Bir Garibanın Cenazesi *

Cebime "İkindi namazı sonrası defnedilecek" diye bir cenaze mesajı geldi. Memleketlimmiş ama tanımıyorum. Çünkü bildiğim öyle bir soyadı yoktu. Kimse kim? Hazır kar tatili verilmişken bu cenazeye katılayım istedim.

Mezarlığın dibinde olan, öğle ve ikindi vakti birçok cenazenin kalktığı camiye gittim. Her gittiğimde tıklım tıklım olan cami tenha idi. Herhalde havanın soğuk ve hafta içi olması katılımı engelledi diye düşündüm.

Namazdan sonra cenaze namazını kılmak için musallaya doğru yöneldim. Ama katılacağımız cenaze yoktu ortada. Gelmişken orada hazır bekleyen cenazenin cenaze namazına iştirak ettik. Cenaze sahipleri ve yakınları sala omuz vererek kabristana götürdüler. Musallanın önünde kala kala bir 15 kişi kaldık. Baktım bir soyadı baskın. Herkes onlara taziye diliyor. Ben de diledim. 

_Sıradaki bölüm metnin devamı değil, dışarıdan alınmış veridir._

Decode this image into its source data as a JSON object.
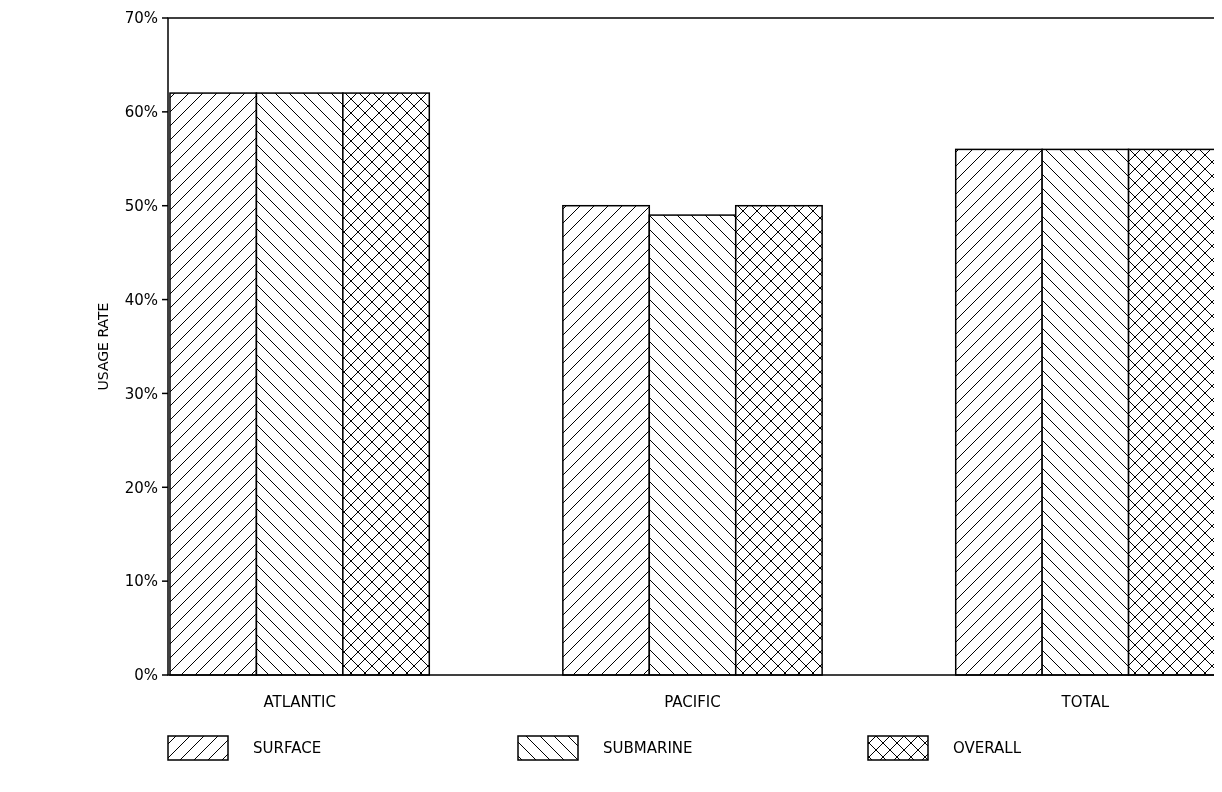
{
  "chart_data": {
    "type": "bar",
    "ylabel": "USAGE RATE",
    "categories": [
      "ATLANTIC",
      "PACIFIC",
      "TOTAL"
    ],
    "series": [
      {
        "name": "SURFACE",
        "color": "#000000",
        "values": [
          62,
          50,
          56
        ]
      },
      {
        "name": "SUBMARINE",
        "color": "#000000",
        "values": [
          62,
          49,
          56
        ]
      },
      {
        "name": "OVERALL",
        "color": "#000000",
        "values": [
          62,
          50,
          56
        ]
      }
    ],
    "ylim": [
      0,
      70
    ],
    "yticks": [
      {
        "value": 0,
        "label": "0%"
      },
      {
        "value": 10,
        "label": "10%"
      },
      {
        "value": 20,
        "label": "20%"
      },
      {
        "value": 30,
        "label": "30%"
      },
      {
        "value": 40,
        "label": "40%"
      },
      {
        "value": 50,
        "label": "50%"
      },
      {
        "value": 60,
        "label": "60%"
      },
      {
        "value": 70,
        "label": "70%"
      }
    ],
    "grid": false,
    "legend": "bottom"
  }
}
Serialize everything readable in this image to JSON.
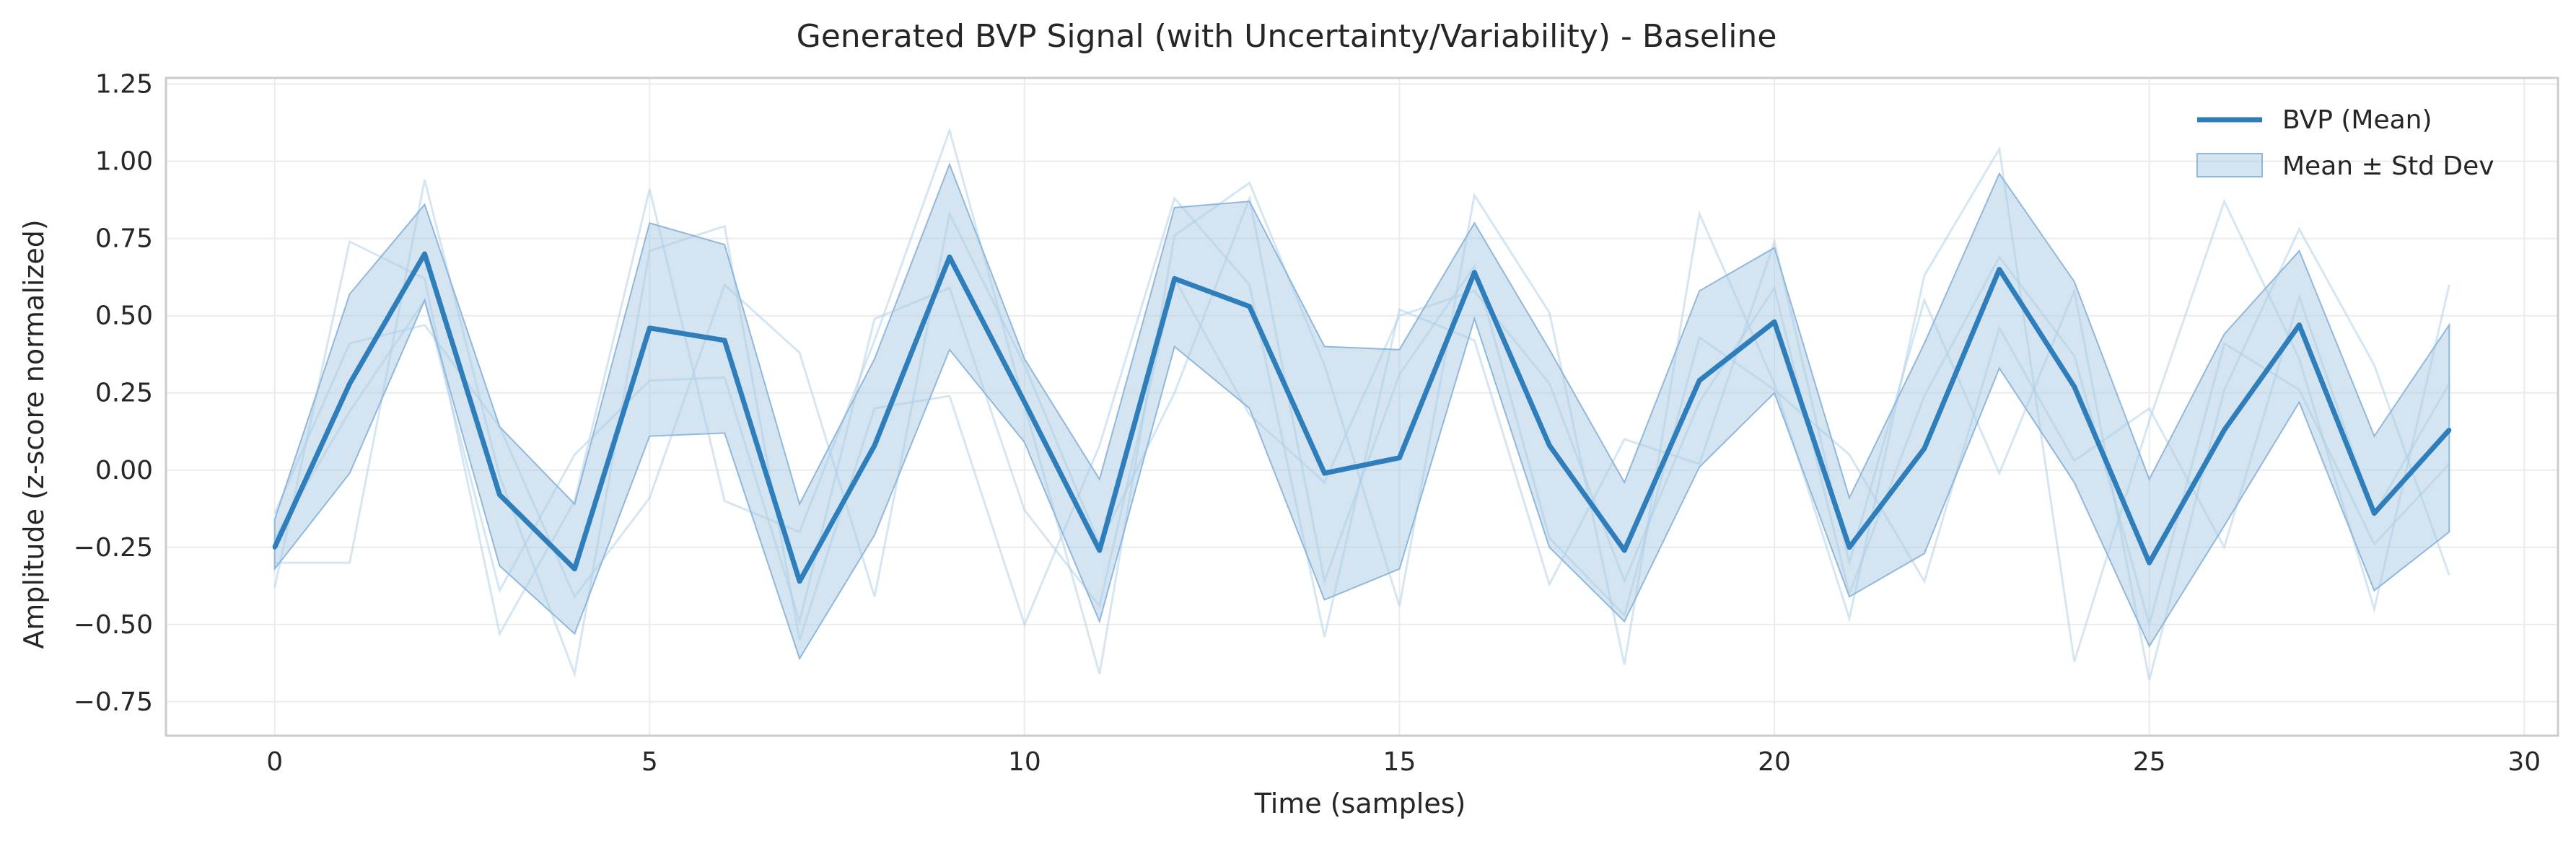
{
  "chart_data": {
    "type": "line",
    "title": "Generated BVP Signal (with Uncertainty/Variability) - Baseline",
    "xlabel": "Time (samples)",
    "ylabel": "Amplitude (z-score normalized)",
    "xlim": [
      -1.45,
      30.45
    ],
    "ylim": [
      -0.86,
      1.27
    ],
    "x_ticks": [
      0,
      5,
      10,
      15,
      20,
      25,
      30
    ],
    "y_ticks": [
      -0.75,
      -0.5,
      -0.25,
      0.0,
      0.25,
      0.5,
      0.75,
      1.0,
      1.25
    ],
    "x_tick_labels": [
      "0",
      "5",
      "10",
      "15",
      "20",
      "25",
      "30"
    ],
    "y_tick_labels": [
      "−0.75",
      "−0.50",
      "−0.25",
      "0.00",
      "0.25",
      "0.50",
      "0.75",
      "1.00",
      "1.25"
    ],
    "grid": true,
    "legend_position": "top-right",
    "colors": {
      "mean": "#2e7ebc",
      "band": "#a9cbe4",
      "band_edge": "#8fb8dc",
      "samples": "#b3d1ea"
    },
    "x": [
      0,
      1,
      2,
      3,
      4,
      5,
      6,
      7,
      8,
      9,
      10,
      11,
      12,
      13,
      14,
      15,
      16,
      17,
      18,
      19,
      20,
      21,
      22,
      23,
      24,
      25,
      26,
      27,
      28,
      29
    ],
    "series": [
      {
        "name": "BVP (Mean)",
        "values": [
          -0.25,
          0.28,
          0.7,
          -0.08,
          -0.32,
          0.46,
          0.42,
          -0.36,
          0.08,
          0.69,
          0.22,
          -0.26,
          0.62,
          0.53,
          -0.01,
          0.04,
          0.64,
          0.08,
          -0.26,
          0.29,
          0.48,
          -0.25,
          0.07,
          0.65,
          0.27,
          -0.3,
          0.13,
          0.47,
          -0.14,
          0.13
        ]
      },
      {
        "name": "Mean ± Std Dev",
        "lower": [
          -0.32,
          -0.01,
          0.55,
          -0.31,
          -0.53,
          0.11,
          0.12,
          -0.61,
          -0.21,
          0.39,
          0.09,
          -0.49,
          0.4,
          0.2,
          -0.42,
          -0.32,
          0.49,
          -0.25,
          -0.49,
          0.01,
          0.25,
          -0.41,
          -0.27,
          0.33,
          -0.04,
          -0.57,
          -0.18,
          0.22,
          -0.39,
          -0.2
        ],
        "upper": [
          -0.16,
          0.57,
          0.86,
          0.14,
          -0.11,
          0.8,
          0.73,
          -0.11,
          0.36,
          0.99,
          0.36,
          -0.03,
          0.85,
          0.87,
          0.4,
          0.39,
          0.8,
          0.39,
          -0.04,
          0.58,
          0.72,
          -0.09,
          0.41,
          0.96,
          0.61,
          -0.03,
          0.44,
          0.71,
          0.11,
          0.47
        ]
      }
    ],
    "sample_traces": [
      [
        -0.38,
        0.74,
        0.62,
        -0.53,
        -0.1,
        0.91,
        -0.1,
        -0.2,
        0.42,
        1.1,
        0.21,
        -0.66,
        0.76,
        0.93,
        0.34,
        -0.44,
        0.89,
        0.51,
        -0.63,
        0.83,
        0.28,
        -0.48,
        0.63,
        1.04,
        -0.62,
        0.16,
        0.87,
        0.36,
        -0.45,
        0.6
      ],
      [
        -0.3,
        -0.3,
        0.94,
        -0.02,
        -0.66,
        0.71,
        0.79,
        -0.55,
        0.2,
        0.24,
        -0.5,
        0.08,
        0.88,
        0.6,
        -0.54,
        0.52,
        0.42,
        -0.37,
        0.1,
        0.02,
        0.74,
        -0.3,
        0.55,
        -0.01,
        0.58,
        -0.68,
        0.26,
        0.78,
        0.34,
        -0.34
      ],
      [
        -0.14,
        0.41,
        0.47,
        0.14,
        -0.41,
        -0.09,
        0.6,
        0.38,
        -0.41,
        0.83,
        0.34,
        -0.24,
        0.25,
        0.88,
        -0.36,
        0.31,
        0.66,
        -0.22,
        -0.47,
        0.43,
        0.26,
        0.05,
        -0.36,
        0.46,
        0.03,
        0.2,
        -0.25,
        0.56,
        -0.14,
        0.28
      ],
      [
        -0.22,
        0.19,
        0.55,
        -0.39,
        0.05,
        0.29,
        0.3,
        -0.49,
        0.49,
        0.59,
        -0.13,
        -0.44,
        0.62,
        0.18,
        -0.04,
        0.5,
        0.58,
        0.28,
        -0.36,
        0.22,
        0.59,
        -0.4,
        0.24,
        0.69,
        0.37,
        -0.5,
        0.41,
        0.26,
        -0.24,
        0.02
      ]
    ]
  }
}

Beklerken cenaze kim, Biz de böyle soyadı var mı diye sordum. Sonradan soyadını değiştirmiş mevta cevabını aldım. Cenaze nerede dedim. Her kafadan bir ses çıktı. Geldi, geliyor ya da bilmiyoruz dendi.

Eksinin altında beklerken üşümeye başladık. Bulduğumuz bir yerde bir bardak çay içtikten sonra cenaze geliyor haberi üzerine tekrar musallaya vardık. Cenaze yine yoktu orta yerde. İşin garibi "Merhum teyzemin oğlu, amcamın oğlu" diyenler de bilmiyordu. Akşama 50 dakika kala nihayet cenaze geldi dendi. Fakat mezarlık müdürlüğüne daha önce haber verilmediği için mezar yeri hazırlanmamış. Müdürlük bugün olmaz, yetişmez demiş. Sonunda mezarı kendiniz kazarsanız olur denmiş olmalı ki az sayıda bekleyenlere biri "Mezar kazmaya yardım edecek varsa gelsin" diye seslendi.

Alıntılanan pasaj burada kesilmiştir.